Наташа села на кухне, крепко сжав руки, так, ей казалось, она сильнее. Боже, какой это ужас! И как Марина может после этого снова с кем-то сходиться, - гулять, - как она говорит! Да Наташа умерла бы тут же, если бы такое с ней случилось!
Из туалета раздался сдавленный голос Марины.
– Слушай, ты не пугайся, но что-то мне это нынче не нравится.
Наташа вскочила. Наконец-то она позовет врача, и Марину отвезут в больницу, где сделают все, как надо. Так же невозможно! Они вдвоем, и она, Наташа, ничего не знает и не понимает!
– В "скорую", да?
– Спросила она Марину.
– Иди ты, знаешь куда?

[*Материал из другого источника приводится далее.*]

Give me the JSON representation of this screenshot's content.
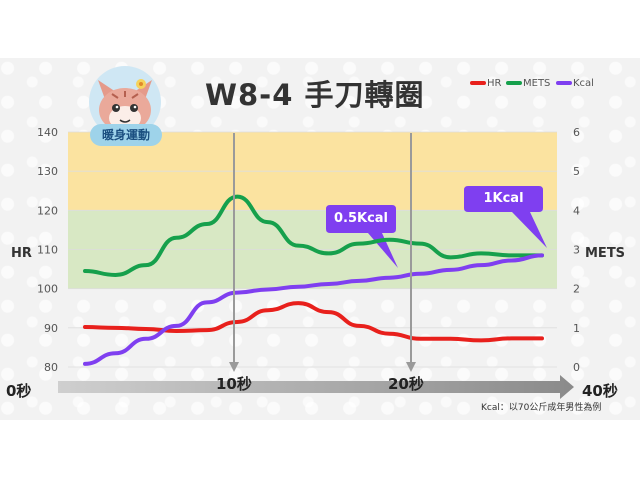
{
  "header": {
    "title": "W8-4  手刀轉圈",
    "badge_label": "暖身運動"
  },
  "legend": {
    "items": [
      {
        "name": "HR",
        "color": "#e8201c"
      },
      {
        "name": "METS",
        "color": "#16a04c"
      },
      {
        "name": "Kcal",
        "color": "#7f3ff0"
      }
    ]
  },
  "timeline": {
    "labels": [
      "0秒",
      "10秒",
      "20秒",
      "40秒"
    ]
  },
  "callouts": {
    "half": "0.5Kcal",
    "one": "1Kcal"
  },
  "footnote": "Kcal：以70公斤成年男性為例",
  "chart_data": {
    "type": "line",
    "x": [
      0,
      2,
      4,
      6,
      8,
      10,
      12,
      14,
      16,
      18,
      20,
      22,
      24,
      26,
      28,
      30
    ],
    "left_axis": {
      "label": "HR",
      "ticks": [
        80,
        90,
        100,
        110,
        120,
        130,
        140
      ],
      "range": [
        80,
        140
      ]
    },
    "right_axis": {
      "label": "METS",
      "ticks": [
        0,
        1,
        2,
        3,
        4,
        5,
        6
      ],
      "range": [
        0,
        6
      ]
    },
    "bands": [
      {
        "from": 120,
        "to": 140,
        "color": "#fbe3a0"
      },
      {
        "from": 100,
        "to": 120,
        "color": "#d8e8c4"
      }
    ],
    "markers": [
      {
        "x": 10,
        "label": "10秒"
      },
      {
        "x": 20,
        "label": "20秒"
      }
    ],
    "series": [
      {
        "name": "HR",
        "axis": "left",
        "color": "#e8201c",
        "values": [
          90.2,
          90.0,
          89.7,
          89.2,
          89.4,
          91.5,
          94.5,
          96.3,
          94.0,
          90.5,
          88.5,
          87.2,
          87.2,
          86.8,
          87.3,
          87.3
        ]
      },
      {
        "name": "METS",
        "axis": "right",
        "color": "#16a04c",
        "values": [
          2.45,
          2.35,
          2.6,
          3.3,
          3.65,
          4.35,
          3.7,
          3.1,
          2.9,
          3.15,
          3.25,
          3.15,
          2.8,
          2.9,
          2.85,
          2.85
        ]
      },
      {
        "name": "Kcal",
        "axis": "right",
        "color": "#7f3ff0",
        "values": [
          0.08,
          0.35,
          0.72,
          1.05,
          1.65,
          1.9,
          1.98,
          2.05,
          2.12,
          2.2,
          2.28,
          2.38,
          2.48,
          2.6,
          2.72,
          2.85
        ]
      }
    ]
  }
}
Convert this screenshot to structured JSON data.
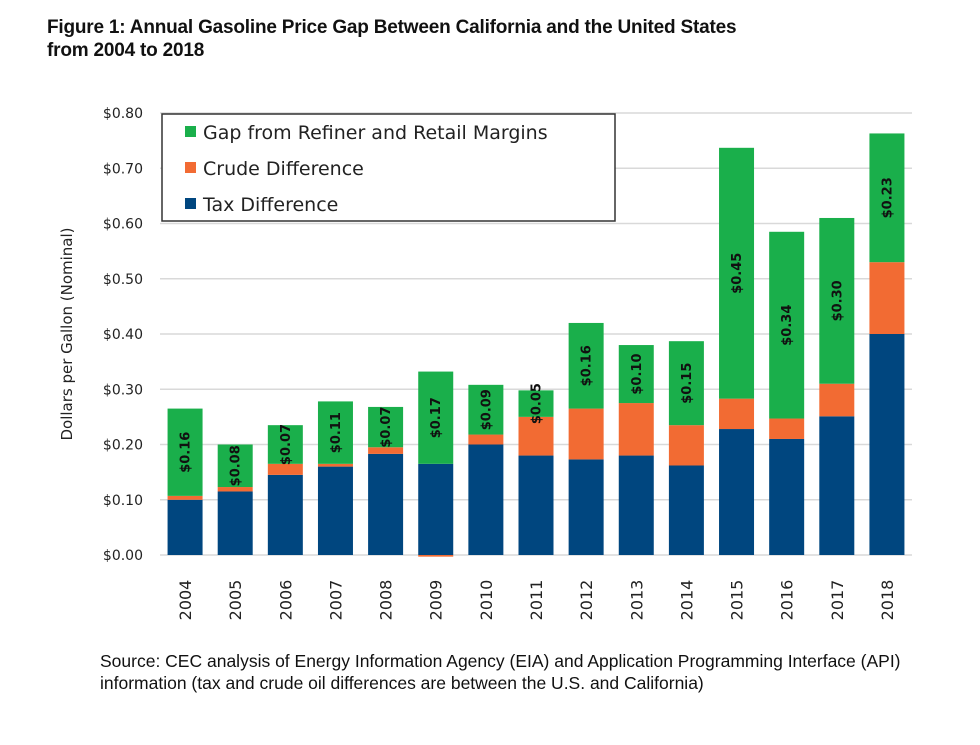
{
  "title_line1": "Figure 1: Annual Gasoline Price Gap Between California and the United States",
  "title_line2": "from 2004 to 2018",
  "source_text": "Source: CEC analysis of Energy Information Agency (EIA) and Application Programming Interface (API) information (tax and crude oil differences are between the U.S. and California)",
  "chart_data": {
    "type": "bar",
    "stacked": true,
    "title": "Annual Gasoline Price Gap Between California and the United States from 2004 to 2018",
    "xlabel": "",
    "ylabel": "Dollars per Gallon (Nominal)",
    "ylim": [
      0,
      0.8
    ],
    "yticks": [
      0.0,
      0.1,
      0.2,
      0.3,
      0.4,
      0.5,
      0.6,
      0.7,
      0.8
    ],
    "ytick_labels": [
      "$0.00",
      "$0.10",
      "$0.20",
      "$0.30",
      "$0.40",
      "$0.50",
      "$0.60",
      "$0.70",
      "$0.80"
    ],
    "grid": true,
    "legend_position": "top-left",
    "categories": [
      "2004",
      "2005",
      "2006",
      "2007",
      "2008",
      "2009",
      "2010",
      "2011",
      "2012",
      "2013",
      "2014",
      "2015",
      "2016",
      "2017",
      "2018"
    ],
    "series": [
      {
        "name": "Tax Difference",
        "color": "#00467f",
        "values": [
          0.1,
          0.115,
          0.145,
          0.16,
          0.183,
          0.165,
          0.2,
          0.18,
          0.173,
          0.18,
          0.162,
          0.228,
          0.21,
          0.251,
          0.4
        ]
      },
      {
        "name": "Crude Difference",
        "color": "#f26b33",
        "values": [
          0.007,
          0.008,
          0.02,
          0.005,
          0.012,
          -0.003,
          0.018,
          0.07,
          0.092,
          0.095,
          0.073,
          0.055,
          0.037,
          0.059,
          0.13
        ]
      },
      {
        "name": "Gap from Refiner and Retail Margins",
        "color": "#1aaf4b",
        "values": [
          0.158,
          0.077,
          0.07,
          0.113,
          0.073,
          0.167,
          0.09,
          0.048,
          0.155,
          0.105,
          0.152,
          0.454,
          0.338,
          0.3,
          0.233
        ]
      }
    ],
    "data_labels": {
      "series": "Gap from Refiner and Retail Margins",
      "labels": [
        "$0.16",
        "$0.08",
        "$0.07",
        "$0.11",
        "$0.07",
        "$0.17",
        "$0.09",
        "$0.05",
        "$0.16",
        "$0.10",
        "$0.15",
        "$0.45",
        "$0.34",
        "$0.30",
        "$0.23"
      ]
    },
    "legend": [
      "Gap from Refiner and Retail Margins",
      "Crude Difference",
      "Tax Difference"
    ]
  }
}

В "скорую" она! Звони немедля этой холере, телефон в книжке на столе, на "а", - акушерка, Нина Васильевна. Она, стервь, конечно, будет отказываться, но ты скажи, чтобы ехала немедля и не одна, а со своим профессором, деньги, скажи, есть, и все будет оплачено, а то "скорую" вызываю. Она боится этого пуще пожара. Скорее!
Наташа уже, под оханья Марины, набрала номер.
Подошла какая-то женщина, оказалось, та именно, и Наташа скороговоркой все ей пересказала, но уже сообразила надавить на деньги, на "скорую", и обязательно профессора, - это сказала почти маминым голосом. Та что-то бормотала сначала, что никак не может, потом замолчала, видно, поняла, что выхода нет.
Приехали они быстро: скромного вида женщина лет сорока и толстый, старый, истинно профессор.
– Николай Николаевич, - представился он, спросив с удивлением Наташу, - а вы кто, прелестное дитя?